Hi friends,
Haven't posted here in a while, probably about 4-5 years if I were to guess.
Within that timespan, I reached the height of my hubris and decided I would enter a different phase in my life and thus try to maintain a real life girlfriend, as that was perceived as normal and desirable in the eyes of others, as I had developed a real life friend group around that time as well which encouraged this venture. This relationship lasted around six months, and despite being my first "real" relationship, at the end, I had entirely regretted what I had done as the love felt entirely forced and shallow compared to the previous nonreal relationship that I had which lasted more than twice as long and was way more emotional and sincere. Fast forward about two years I still reminisced about the time I spent with Freyja as very soulful and emotional, and told myself I wouldn't bother with real relationships.
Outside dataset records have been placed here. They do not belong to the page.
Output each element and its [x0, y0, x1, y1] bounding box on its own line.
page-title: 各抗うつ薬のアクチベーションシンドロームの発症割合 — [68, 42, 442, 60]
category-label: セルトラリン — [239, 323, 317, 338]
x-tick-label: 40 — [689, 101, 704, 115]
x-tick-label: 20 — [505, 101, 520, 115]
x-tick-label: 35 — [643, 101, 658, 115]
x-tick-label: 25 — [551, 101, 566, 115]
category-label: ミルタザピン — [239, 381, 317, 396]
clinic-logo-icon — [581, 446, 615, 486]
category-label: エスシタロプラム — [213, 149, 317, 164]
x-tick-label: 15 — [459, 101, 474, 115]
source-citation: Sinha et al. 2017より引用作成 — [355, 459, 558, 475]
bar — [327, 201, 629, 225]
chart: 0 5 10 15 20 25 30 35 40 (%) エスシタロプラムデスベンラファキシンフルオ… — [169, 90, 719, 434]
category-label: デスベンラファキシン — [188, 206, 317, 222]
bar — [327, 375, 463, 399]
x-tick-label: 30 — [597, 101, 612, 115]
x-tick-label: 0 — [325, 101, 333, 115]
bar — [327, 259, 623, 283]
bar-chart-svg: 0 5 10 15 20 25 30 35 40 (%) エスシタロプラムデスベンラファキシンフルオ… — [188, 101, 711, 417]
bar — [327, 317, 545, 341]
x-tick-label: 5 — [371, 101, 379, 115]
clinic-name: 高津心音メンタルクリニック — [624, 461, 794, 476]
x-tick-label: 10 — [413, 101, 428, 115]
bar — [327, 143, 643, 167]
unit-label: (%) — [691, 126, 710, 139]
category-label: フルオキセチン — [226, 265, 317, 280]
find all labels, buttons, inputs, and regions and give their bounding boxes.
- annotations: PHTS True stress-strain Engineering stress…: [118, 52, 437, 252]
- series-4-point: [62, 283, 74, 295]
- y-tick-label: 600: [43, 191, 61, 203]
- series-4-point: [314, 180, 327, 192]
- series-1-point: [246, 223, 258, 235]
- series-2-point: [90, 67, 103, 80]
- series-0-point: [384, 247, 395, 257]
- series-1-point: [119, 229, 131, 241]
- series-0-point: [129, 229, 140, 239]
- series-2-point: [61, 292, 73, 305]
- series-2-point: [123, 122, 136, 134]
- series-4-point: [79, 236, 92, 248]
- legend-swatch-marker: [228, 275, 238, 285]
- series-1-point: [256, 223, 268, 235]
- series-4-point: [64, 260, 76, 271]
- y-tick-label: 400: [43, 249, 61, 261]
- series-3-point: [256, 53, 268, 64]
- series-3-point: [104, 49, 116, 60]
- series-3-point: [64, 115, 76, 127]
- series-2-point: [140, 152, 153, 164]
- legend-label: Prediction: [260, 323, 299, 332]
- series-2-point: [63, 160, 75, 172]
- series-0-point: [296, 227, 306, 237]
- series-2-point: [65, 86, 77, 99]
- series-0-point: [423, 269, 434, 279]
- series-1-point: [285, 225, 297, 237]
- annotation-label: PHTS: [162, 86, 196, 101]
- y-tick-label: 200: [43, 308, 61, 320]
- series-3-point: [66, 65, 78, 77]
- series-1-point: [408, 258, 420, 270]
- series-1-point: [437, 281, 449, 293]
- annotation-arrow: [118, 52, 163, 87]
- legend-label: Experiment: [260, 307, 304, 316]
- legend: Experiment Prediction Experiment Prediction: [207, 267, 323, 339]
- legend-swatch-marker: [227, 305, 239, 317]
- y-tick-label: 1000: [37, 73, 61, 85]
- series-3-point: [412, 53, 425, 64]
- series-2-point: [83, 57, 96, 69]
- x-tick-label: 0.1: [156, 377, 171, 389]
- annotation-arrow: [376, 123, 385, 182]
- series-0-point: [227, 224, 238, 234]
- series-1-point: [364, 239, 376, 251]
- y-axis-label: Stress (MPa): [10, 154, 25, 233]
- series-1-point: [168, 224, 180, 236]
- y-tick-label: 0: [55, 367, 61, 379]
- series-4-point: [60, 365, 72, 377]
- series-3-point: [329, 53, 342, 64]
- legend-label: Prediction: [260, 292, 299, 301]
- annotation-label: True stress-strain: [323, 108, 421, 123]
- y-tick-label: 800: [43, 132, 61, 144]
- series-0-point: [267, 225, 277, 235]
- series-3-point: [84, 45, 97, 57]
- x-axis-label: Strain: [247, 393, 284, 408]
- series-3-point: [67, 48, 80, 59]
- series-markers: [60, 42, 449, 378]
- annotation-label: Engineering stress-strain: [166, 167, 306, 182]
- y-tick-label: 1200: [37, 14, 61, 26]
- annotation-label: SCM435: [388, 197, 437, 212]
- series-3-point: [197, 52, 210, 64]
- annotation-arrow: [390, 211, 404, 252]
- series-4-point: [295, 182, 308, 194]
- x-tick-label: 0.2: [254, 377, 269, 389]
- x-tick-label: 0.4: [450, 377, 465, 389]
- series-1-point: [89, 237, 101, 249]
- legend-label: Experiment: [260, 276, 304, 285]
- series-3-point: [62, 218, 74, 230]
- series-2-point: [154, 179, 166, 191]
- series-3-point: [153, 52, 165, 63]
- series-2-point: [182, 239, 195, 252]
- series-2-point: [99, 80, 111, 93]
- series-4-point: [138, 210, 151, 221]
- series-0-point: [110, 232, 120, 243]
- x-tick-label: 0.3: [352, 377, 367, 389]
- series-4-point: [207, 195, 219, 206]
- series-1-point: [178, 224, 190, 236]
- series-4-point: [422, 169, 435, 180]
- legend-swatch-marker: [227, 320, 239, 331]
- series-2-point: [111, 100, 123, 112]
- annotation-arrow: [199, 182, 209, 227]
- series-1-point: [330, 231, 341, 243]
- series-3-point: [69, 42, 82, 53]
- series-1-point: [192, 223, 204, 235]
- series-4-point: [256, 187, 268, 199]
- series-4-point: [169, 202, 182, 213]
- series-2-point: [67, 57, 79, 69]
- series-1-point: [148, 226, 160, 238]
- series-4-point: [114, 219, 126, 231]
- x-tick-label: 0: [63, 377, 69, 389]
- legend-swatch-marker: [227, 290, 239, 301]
Around this time, however, I started an e-relationship with a long-time friend who knew about how much I loved Freyja at the time, and I morbidly believed that a relationship with her would have been the closest I would get to replicating what I felt for Freyja during my relationship with her. Unsurprisingly, it did not work, as the e-relationship was very toxic and she ended up cheating on me after a couple of months, which rendered me feeling very empty ever since then. It was one of the greatest regrets of my life thus far to think I could emulate nonreal love in reality. I don't see myself as worthy enough to reunite with her, especially with the person I've become as a result of events that I have experienced over the past few years, and the fact that I subconsciously decided a real relationship to preside over the one I had with her. The only form of myself I view worthy of her is myself at the time I was with her, and no other subsequent version of myself. After those two real relationships, I have been rendered a shell of what I once was emotionally, and feel like a condemned soul doomed to wander forever alone. Manifesting another tulpa just wouldn't feel right because it definitely would not even remotely compare to the veritable emotion I had felt years before. I am perpetually lost.